Mais au fait, doit-on dire Saigon ou Hô-Chi-Minh-Ville (HCM)? La question se pose. La ville a été débaptisée le 2 Juillet 1976 par le régime communiste de Hanoi pour rendre un hommage posthume au père de la réunification. Ses habitants ont toujours utilisé le nom de Saïgon, et celui-ci apparait sur la plupart des enseignes (sociétés, hotels) ainsi que sur les bus “Saigon-Hanoi”. HCM est employé dans les publications officielles et sur les billets d’avion bien que le code de l’aéroport international soit resté SGN…
La ville est divisée en 12 arrondissements ou quartiers (Quân). Le 1er arrondissement constitue le centre de la ville, et nous nous y rendons pour déposer nos bagages à notre hôtel situé sur Duong Dong Khoi entre le théatre municipal et la rivière.

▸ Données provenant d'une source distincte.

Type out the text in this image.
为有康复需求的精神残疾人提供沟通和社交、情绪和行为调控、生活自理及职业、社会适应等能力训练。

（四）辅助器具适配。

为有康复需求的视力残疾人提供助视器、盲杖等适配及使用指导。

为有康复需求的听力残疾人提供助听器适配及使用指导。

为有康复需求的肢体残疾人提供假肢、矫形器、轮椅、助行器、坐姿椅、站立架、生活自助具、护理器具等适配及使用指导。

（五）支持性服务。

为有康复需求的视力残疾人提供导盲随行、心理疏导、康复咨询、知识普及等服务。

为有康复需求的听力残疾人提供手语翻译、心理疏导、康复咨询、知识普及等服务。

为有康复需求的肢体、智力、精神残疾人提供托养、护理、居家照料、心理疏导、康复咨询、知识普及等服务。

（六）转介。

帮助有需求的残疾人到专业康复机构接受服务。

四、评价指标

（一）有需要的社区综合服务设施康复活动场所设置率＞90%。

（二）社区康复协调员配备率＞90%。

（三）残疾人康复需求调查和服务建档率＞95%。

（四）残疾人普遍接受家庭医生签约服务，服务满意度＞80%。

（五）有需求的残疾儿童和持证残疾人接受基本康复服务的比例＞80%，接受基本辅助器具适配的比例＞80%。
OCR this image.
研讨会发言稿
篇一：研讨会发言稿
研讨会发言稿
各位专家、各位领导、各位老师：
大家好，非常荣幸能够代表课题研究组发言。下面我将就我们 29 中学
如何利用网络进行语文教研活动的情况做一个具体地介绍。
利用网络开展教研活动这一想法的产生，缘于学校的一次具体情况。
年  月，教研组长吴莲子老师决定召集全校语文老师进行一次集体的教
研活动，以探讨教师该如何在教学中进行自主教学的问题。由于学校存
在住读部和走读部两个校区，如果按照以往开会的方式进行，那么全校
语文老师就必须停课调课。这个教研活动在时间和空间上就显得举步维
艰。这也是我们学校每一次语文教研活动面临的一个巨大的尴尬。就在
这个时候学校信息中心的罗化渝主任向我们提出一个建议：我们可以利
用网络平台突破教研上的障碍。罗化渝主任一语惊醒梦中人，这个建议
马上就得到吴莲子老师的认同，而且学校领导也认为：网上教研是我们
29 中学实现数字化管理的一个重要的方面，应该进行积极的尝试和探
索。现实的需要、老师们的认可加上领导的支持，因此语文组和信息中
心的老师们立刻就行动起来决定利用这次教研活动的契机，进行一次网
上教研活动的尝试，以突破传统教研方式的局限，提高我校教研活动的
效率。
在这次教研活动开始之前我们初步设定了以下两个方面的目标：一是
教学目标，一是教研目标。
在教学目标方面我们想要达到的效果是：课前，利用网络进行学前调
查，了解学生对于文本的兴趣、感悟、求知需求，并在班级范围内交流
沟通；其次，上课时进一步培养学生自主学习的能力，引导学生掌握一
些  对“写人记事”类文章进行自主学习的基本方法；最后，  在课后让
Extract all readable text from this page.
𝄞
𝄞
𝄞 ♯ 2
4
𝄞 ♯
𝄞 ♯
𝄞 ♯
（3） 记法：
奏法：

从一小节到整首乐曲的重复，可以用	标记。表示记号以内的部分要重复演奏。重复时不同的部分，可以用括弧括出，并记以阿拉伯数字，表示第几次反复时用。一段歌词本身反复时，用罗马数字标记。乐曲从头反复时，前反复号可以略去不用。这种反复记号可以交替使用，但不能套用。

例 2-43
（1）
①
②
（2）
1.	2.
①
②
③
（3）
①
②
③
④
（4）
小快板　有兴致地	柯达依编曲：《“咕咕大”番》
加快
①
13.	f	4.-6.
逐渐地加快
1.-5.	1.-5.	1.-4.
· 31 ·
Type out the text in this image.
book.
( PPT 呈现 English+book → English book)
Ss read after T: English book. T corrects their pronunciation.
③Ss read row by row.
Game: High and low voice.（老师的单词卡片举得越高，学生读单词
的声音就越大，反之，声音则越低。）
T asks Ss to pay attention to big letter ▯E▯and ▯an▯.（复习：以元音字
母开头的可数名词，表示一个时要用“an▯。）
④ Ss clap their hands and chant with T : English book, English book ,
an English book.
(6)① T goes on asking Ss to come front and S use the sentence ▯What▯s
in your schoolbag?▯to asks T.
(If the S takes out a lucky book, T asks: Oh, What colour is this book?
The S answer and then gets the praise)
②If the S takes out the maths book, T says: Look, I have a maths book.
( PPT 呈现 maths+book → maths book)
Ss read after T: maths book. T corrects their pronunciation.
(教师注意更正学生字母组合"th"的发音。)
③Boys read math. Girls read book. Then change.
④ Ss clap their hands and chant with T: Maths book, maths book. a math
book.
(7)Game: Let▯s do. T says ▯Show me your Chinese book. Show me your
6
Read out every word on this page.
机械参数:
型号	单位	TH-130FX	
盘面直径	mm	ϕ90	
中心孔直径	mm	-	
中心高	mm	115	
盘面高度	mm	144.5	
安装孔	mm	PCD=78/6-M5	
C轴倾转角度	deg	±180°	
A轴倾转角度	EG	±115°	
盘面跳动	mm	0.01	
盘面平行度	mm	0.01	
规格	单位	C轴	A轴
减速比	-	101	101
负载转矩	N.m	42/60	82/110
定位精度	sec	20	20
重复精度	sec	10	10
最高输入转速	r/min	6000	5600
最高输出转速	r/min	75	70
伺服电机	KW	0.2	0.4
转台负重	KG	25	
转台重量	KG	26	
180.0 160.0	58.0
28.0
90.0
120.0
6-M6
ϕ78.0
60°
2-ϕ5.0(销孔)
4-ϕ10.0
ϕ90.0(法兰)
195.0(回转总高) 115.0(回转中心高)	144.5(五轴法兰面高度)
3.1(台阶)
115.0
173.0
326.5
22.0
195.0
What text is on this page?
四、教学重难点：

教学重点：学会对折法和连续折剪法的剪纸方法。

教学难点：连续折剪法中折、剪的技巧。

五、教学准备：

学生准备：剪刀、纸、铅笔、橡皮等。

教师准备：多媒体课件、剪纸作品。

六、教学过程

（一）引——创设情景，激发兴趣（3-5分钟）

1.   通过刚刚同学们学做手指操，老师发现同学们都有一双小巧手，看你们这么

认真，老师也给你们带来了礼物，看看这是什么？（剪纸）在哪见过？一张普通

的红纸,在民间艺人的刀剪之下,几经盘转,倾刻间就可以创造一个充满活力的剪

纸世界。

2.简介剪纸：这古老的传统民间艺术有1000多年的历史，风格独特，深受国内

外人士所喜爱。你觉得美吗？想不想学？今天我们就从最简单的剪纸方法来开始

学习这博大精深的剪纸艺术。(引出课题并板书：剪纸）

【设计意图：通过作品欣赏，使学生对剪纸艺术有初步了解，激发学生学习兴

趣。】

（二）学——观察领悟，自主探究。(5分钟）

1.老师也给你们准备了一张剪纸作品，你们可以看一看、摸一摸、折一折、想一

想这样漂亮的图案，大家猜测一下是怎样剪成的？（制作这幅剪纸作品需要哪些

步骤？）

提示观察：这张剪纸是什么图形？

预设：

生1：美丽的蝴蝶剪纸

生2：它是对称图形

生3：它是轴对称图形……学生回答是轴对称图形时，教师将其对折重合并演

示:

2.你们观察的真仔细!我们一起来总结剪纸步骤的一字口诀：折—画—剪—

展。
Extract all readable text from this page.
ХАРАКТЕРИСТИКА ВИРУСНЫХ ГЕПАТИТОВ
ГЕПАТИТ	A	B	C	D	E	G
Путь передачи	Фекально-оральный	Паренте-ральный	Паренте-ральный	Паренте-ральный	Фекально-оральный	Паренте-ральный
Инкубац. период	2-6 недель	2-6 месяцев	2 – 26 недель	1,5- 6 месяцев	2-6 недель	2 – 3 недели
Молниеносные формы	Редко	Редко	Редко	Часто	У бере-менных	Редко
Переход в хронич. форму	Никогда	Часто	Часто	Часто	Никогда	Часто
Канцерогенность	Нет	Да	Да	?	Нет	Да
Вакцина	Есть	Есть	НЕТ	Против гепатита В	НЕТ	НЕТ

Dès notre arrivée, nous percevons une ambiance différente de l’atmosphère surannée de Hanoï. Hô-Chi-Minh-Ville, que tout le monde ou presque appelle Saïgon semble saisie d’une frénésie économique, d’un bouillonnement et de changement à grande vitesse, sans doute pour oublier les années de blocus communiste de 1975 à 1991. Il faut dire que de part sa situation, 60% du commerce transite par Saïgon qui est devenu le 1er port pour toute la région Vietnam-Cambodge-Laos.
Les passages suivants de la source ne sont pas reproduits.